Algo así come el rey de Tailandia todos los días

La semana pasada los japoneses hicieron de las suyas durante el Osaka festival.

Kimonos y que'monas

(Por cierto, recién se publicó en The Age, uno de los principales diarios de Australia, que una “Melburnian” fue aceptada en el mundo de las geishas, al cual sólo podían acceder las japonesas.)

Y los chinos no se quedan atrás.

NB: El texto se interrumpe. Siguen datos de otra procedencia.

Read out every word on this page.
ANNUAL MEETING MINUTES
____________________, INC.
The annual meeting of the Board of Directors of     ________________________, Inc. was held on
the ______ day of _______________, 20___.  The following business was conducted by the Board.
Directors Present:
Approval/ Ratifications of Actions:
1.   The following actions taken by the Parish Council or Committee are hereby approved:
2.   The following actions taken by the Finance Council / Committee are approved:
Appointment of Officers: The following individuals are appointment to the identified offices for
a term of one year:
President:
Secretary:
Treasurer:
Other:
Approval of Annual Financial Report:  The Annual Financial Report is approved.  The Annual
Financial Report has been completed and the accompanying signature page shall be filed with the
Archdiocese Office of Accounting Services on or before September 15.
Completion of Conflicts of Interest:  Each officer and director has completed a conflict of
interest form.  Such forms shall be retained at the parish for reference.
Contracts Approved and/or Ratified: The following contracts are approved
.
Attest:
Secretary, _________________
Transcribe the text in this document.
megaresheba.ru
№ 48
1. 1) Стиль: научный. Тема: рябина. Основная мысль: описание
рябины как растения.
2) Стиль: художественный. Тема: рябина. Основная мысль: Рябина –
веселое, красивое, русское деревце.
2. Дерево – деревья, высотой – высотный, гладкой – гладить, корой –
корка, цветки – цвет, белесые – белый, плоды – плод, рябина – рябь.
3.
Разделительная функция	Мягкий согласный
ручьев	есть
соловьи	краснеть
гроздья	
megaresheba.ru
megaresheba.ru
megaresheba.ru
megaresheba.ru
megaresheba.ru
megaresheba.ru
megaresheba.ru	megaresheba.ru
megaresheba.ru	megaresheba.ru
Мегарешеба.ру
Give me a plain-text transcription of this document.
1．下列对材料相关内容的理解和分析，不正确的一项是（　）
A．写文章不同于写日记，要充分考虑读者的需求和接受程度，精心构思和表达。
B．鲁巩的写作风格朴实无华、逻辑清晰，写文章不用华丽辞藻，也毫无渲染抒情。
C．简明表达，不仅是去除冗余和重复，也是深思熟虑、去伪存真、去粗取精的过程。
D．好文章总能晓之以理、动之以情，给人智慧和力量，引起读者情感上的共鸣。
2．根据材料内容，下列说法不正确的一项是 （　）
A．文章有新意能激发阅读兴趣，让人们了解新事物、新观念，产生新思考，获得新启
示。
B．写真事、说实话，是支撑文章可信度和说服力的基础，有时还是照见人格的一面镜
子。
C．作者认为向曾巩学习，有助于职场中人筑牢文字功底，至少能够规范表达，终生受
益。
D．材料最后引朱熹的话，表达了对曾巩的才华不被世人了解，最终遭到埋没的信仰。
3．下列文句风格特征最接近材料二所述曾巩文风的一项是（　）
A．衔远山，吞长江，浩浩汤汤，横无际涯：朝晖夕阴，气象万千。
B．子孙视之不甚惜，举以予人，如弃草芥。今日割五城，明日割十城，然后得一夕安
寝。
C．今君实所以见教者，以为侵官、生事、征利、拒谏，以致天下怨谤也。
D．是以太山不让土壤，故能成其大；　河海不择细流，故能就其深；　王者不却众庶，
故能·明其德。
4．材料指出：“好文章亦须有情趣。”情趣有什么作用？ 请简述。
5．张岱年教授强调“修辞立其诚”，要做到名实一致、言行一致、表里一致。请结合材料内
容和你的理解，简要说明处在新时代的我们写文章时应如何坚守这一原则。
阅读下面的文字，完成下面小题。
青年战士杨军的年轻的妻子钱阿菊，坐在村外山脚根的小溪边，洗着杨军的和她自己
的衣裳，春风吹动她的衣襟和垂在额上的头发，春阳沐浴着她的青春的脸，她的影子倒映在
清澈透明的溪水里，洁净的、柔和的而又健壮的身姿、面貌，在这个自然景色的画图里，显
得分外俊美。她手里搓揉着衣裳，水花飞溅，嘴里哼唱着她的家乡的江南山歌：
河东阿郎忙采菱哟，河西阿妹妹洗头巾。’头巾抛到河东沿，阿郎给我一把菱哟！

Justo el mes pasado celebraron el año de la rata e invadieron la ciudad con sus dragones, su dinamita y por supuesto su comida, que a decir verdad cada vez me resulta más familiar.
El barrio chino está apenas a una calle de mi departamento.


La dinamita de los chinos se escuchó por tres días seguidos


Los dragones se apropiaron de las calles todo el día

Y a pesar de que muchos de los australianos son una mezcla de varias culturas, también tienen su corazoncito patriotero que sale de paseo durante el Australia’s day. (Estas fotitos se las debo, porque, por si no fuera suficiente con no tener Internet, la burra de la Sylvana borró por error varias fotos).

Por acá sigo pues…

Mientras les regalo esta vista de la ciudad de Melbourne. (Yo la tomé con mi pequeña camarita)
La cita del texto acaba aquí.